Expected time after first 2 and before first ace

Question

We have a standard deck of cards. Find the expected number of cards after the first $2$ and before the first ace given that the first $2$ appears before the first ace.

Let $X$ be the number of cards satisfying the conditions, $$ E(X) = \sum_{i=1}^{45} E(X \mid \text{first 2 drawn at } i^{th} \text{ position & before 1st ace}) \cdot P(\text{1st 2 drawn at i & before 1st ace}) $$

$$ = \left(\frac{47}{5} \cdot \frac{4}{52}\right) + \left(\frac{46}{5} \cdot \frac{52-8}{52} \cdot \frac{4}{51}\right) + \ldots + \left(\frac{3}{5} \cdot \frac{52-8}{52} \cdot \ldots \cdot \frac{4}{52-45+1}\right) $$

$$ = \frac{47}{5 \cdot 13} + \sum_{i=2}^{45} \frac{4 \cdot (48 - i)}{5 \cdot (52-i+1)} \cdot \prod_{j=0}^{i-2} \left(\frac{52-j-8}{52-j}\right) $$

$$ = \frac{4081}{1170} + \frac{47}{5 \cdot 13} = \frac{379}{90} \approx 4.21 $$

I was told my final answer is wrong but would like to know what is wrong here. Some precisions about what I did above:

• $E(X \mid \text{first 2 drawn at } i^{th} \text{ position & before 1st ace})$ = $\frac{48-i}5$ by generalizing this Expected number of cards you should turn before finding an ace to a smaller number of cards.
• $P(\text{1st 2 drawn at i & before 1st ace})=$ probability of having anything but a $2$ or an ace in the first (i-1$)^{th}$ positions.
• The sum goes to $45$ which the last possibility for the first 2 to appear before an ace.

Answer 1

Here is a way to see the difference in a "direct manner". Assume we do not know that the first $2$ comes first, then the first $A$. Let us count the average number of the following random variable "win":

• the win is the number of cards between the first $2$, and the first $A$, excluding them when counting,
• and in case the $A$ comes first we "lose" and add a zero win.

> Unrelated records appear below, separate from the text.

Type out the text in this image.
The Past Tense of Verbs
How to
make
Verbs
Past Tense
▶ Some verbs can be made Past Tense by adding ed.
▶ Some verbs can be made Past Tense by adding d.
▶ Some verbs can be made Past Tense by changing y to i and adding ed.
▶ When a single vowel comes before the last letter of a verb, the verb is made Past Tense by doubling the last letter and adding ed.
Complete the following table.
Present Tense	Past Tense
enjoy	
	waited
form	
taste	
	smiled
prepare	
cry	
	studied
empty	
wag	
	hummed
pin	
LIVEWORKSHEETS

The formula for this is... $$ \left(\frac{48-1}{5} \cdot \frac{4}{52}\right) + \left(\frac{48-2}{5} \cdot \frac{52-8}{52} \cdot \frac{4}{52-1}\right) + \left(\frac{48-3}{5} \cdot \frac{52-8}{52}\cdot \frac{51-8}{51} \cdot \frac{4}{52-2}\right) + \\ + \ldots + \left(\frac{48-45}{5} \cdot \frac{52-8}{52} \cdot \frac{51-8}{51}\cdot \ldots \cdot \frac{52-45-8}{52-45}\cdot \frac{4}{52-44}\right) \\ = \sum_{1\le j\le 45} \frac{48-j}{5}\cdot\left(\prod_{0\le k<j-1}\frac{52-k-8}{52-k}\right)\cdot\frac 4{52-j+1} \ . $$ Here,

• in the first term, the $4/52$ is the probability that a two comes on the first place, followed by the mean time till the first ace shows up, $(48-1)/5$,
• in the second term, the $(52-8)/52$ is the probability that the first card is neither $2$, nor $A$, and $4/51$ is the probability that a two comes in the second turn, (before any $A$,) all times the mean time till the first ace shows up, $(48-2)/5$,
• in the third term, the $(52-8)/52$ is the probability that the first card is neither $2$, nor $A$, the $(51-8)/51$ is the probability that the second card is neither $2$, nor $A$, and $4/50$ is the probability that a two comes in the third turn, thus insuring again $2$ before $A$, all times the mean time till the first ace shows up, $(48-3)/5$, and so on.

So the way the sum is built does not use the information that the $2$ comes first, and implements it tacitly.

Since first $2$ comes first before the first $A$ in half of the times, we have the missing factor $1/2$.